65 ans après, enfin…

Le 22 et 23 avril 2009, époux, enfants et petits enfants, famille et amis, nous nous sommes tous retrouvés à Rodez devant le Lycée de Jeunes Filles, pour entourer Janine Blum lors d’une cérémonie émouvante du souvenir et de la mémoire, à l’occasion du 65eme anniversaire de la rafle de Janine et de sa chère sœur Mado, par la gestapo, le 22 avril 1944.

Durant plus de 12 mois de déportation, toutes les deux ont eu la force et le courage de tenir ferme devant les pires épreuves et les plus terribles privations, qui les ont menées de Rodez à Auschwitz, à Bergen Belsen et à Raghun.

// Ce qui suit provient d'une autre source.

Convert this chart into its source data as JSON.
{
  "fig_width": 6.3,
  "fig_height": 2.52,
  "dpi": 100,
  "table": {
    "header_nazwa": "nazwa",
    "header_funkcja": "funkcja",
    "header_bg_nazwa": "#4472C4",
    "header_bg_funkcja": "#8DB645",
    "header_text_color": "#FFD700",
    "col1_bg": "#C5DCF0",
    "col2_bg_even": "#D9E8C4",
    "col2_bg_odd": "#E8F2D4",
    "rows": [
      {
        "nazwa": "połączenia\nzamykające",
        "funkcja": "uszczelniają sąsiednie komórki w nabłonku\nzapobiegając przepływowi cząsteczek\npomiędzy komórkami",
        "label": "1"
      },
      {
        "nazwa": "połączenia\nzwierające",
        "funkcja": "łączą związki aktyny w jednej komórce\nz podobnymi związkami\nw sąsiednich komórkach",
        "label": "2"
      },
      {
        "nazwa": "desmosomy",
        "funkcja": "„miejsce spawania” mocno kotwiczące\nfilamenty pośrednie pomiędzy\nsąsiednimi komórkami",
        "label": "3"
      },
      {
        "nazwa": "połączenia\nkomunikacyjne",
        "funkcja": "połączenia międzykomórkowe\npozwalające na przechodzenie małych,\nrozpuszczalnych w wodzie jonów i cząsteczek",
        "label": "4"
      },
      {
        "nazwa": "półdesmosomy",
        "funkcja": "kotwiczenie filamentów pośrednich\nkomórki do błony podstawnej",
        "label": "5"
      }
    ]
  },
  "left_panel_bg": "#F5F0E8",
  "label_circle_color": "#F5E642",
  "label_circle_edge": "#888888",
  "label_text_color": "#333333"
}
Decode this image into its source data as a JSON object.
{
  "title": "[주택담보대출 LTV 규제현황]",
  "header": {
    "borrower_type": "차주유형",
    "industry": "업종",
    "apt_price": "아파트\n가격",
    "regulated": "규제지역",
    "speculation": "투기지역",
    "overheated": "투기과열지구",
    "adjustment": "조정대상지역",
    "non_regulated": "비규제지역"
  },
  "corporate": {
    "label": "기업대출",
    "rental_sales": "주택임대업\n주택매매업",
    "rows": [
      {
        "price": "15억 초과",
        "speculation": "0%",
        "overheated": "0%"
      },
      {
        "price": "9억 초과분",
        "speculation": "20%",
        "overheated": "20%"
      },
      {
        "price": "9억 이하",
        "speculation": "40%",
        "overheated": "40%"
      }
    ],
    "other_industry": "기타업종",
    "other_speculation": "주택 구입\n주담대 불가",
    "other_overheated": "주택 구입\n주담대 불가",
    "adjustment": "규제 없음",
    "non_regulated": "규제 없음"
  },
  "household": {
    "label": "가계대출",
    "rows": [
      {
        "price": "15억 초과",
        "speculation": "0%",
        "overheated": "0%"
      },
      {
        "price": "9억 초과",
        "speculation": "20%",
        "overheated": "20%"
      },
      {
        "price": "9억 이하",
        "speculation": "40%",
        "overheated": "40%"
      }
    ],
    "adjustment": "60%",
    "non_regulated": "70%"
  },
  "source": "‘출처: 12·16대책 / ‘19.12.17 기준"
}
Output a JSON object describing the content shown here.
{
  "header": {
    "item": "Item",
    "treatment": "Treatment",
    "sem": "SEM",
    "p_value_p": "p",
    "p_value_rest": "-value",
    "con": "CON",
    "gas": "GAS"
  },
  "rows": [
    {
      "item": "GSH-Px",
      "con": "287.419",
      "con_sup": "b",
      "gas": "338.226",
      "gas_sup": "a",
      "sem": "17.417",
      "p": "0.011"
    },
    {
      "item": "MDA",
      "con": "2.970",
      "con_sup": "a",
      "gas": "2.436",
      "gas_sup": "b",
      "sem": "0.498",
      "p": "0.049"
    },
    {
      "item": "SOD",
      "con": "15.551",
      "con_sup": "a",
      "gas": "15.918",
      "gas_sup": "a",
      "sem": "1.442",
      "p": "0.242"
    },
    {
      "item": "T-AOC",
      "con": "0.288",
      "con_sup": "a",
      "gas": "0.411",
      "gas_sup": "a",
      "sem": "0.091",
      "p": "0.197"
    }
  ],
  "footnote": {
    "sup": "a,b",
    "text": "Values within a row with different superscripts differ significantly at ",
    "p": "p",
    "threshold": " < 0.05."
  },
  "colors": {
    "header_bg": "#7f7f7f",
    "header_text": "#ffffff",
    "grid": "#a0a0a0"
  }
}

Lors de la déroute nazie, Janine et Madeleine sont transférées avec plus de 13000 autres personnes, pour la plupart gravement malades et au bord de l’épuisement, dans le ghetto de Terezin, où règne une épidémie de typhus.

A partir du 5 mai 1945, les prisonniers du ghetto et de la forteresse de Terezin sont sous l’assistance d’infirmières et de médecins venus de Prague et de la ville voisine de Roudnice na Labem, avec l’aide de l’armée soviétique arrivée le 8 mai.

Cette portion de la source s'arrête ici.